SKF 525-A INHIBITION, INDUCTION, AND 452-NM COMPLEX-FORMATION

Abstract

After administration of SKF 525-A [proadifen hydrochloride] to rats a portion of the cytochrome P450 in hepatic microsomes was found in the reduced form as a stable complex absorbing at 452 nm. As much as 40% of the total cytochrome P450 was bound in the complexed form after a single administration of SKF 525-A. The addition of potassium ferricyanide (50 .mu.M) to hepatic microsomes from SKF 525-A-treated rats destroyed the complex and made the total cytochrome P450 available for CO binding. At early times after administration of SKF 525-A, when the amount of complexed cytochrome P450 was maximum, mixed-function oxidase activities (p-nitroanisole O-demethylase and norbenzphetamine 455-nm complex formation) were greatly inhibited.
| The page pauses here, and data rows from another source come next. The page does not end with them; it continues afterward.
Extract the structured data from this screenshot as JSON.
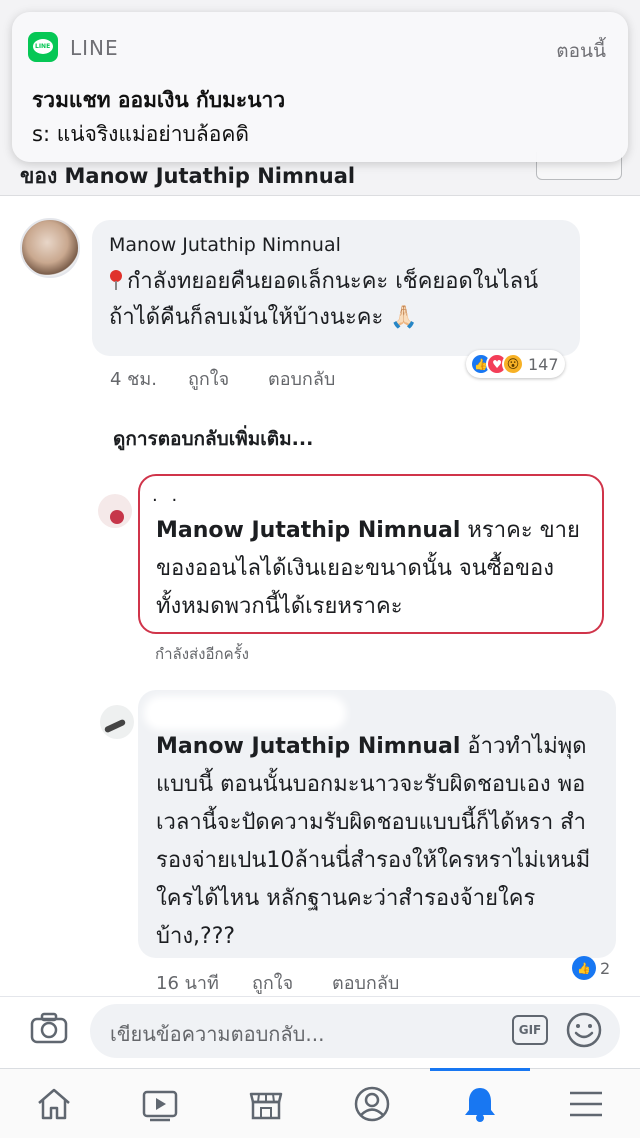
{
  "notification": {
    "app": "LINE",
    "time": "ตอนนี้",
    "title": "รวมแชท ออมเงิน กับมะนาว",
    "body": "s: แน่จริงแม่อย่าบล้อคดิ"
  },
  "header": {
    "title": "ของ Manow Jutathip Nimnual"
  },
  "comment": {
    "author": "Manow Jutathip Nimnual",
    "text": "กำลังทยอยคืนยอดเล็กนะคะ เช็คยอดในไลน์ ถ้าได้คืนก็ลบเม้นให้บ้างนะคะ 🙏🏻",
    "time": "4 ชม.",
    "like_label": "ถูกใจ",
    "reply_label": "ตอบกลับ",
    "reaction_count": "147",
    "reactions": [
      "like",
      "love",
      "wow"
    ]
  },
  "more_replies": "ดูการตอบกลับเพิ่มเติม...",
  "reply1": {
    "dots": "· ·",
    "tag": "Manow Jutathip Nimnual",
    "text": " หราคะ ขายของออนไลได้เงินเยอะขนาดนั้น จนซื้อของทั้งหมดพวกนี้ได้เรยหราคะ",
    "status": "กำลังส่งอีกครั้ง"
  },
  "reply2": {
    "tag": "Manow Jutathip Nimnual",
    "text": " อ้าวทำไม่พุดแบบนี้ ตอนนั้นบอกมะนาวจะรับผิดชอบเอง พอเวลานี้จะปัดความรับผิดชอบแบบนี้ก็ได้หรา สำรองจ่ายเปน10ล้านนี่สำรองให้ใครหราไม่เหนมีใครได้ไหน หลักฐานคะว่าสำรองจ้ายใครบ้าง,???",
    "time": "16 นาที",
    "like_label": "ถูกใจ",
    "reply_label": "ตอบกลับ",
    "reaction_count": "2"
  },
  "composer": {
    "placeholder": "เขียนข้อความตอบกลับ...",
    "gif_label": "GIF"
  },
  "nav": {
    "items": [
      "home-icon",
      "watch-icon",
      "marketplace-icon",
      "profile-icon",
      "notifications-icon",
      "menu-icon"
    ],
    "active": "notifications-icon"
  },
  "colors": {
    "accent": "#1877f2",
    "line_green": "#06c755",
    "error_border": "#d0344a"
  }
}
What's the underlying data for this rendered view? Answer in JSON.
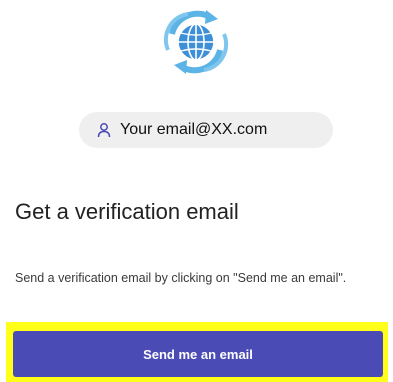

Later, as the amount of complexed cytochrome P450 slowly decreased, these mixed-function oxidase activities gradually returned and reached control values in about 48 h. Induction with daily doses of SKF 525-A for several days increased total cytochrome P450 content up to 5-fold, which was more than induction with phenobarbital, but this was evident only after destruction of the complex with ferricyanide. The maximum increase in uncomplexed cytochrome P450 was only 2-fold. Treatment of these microsomal suspensions with ferricyanide enhanced ethylmorphine N-demethylase, p-nitroanisole O-demethylase and norbenzphetamine 455-nm complex formation.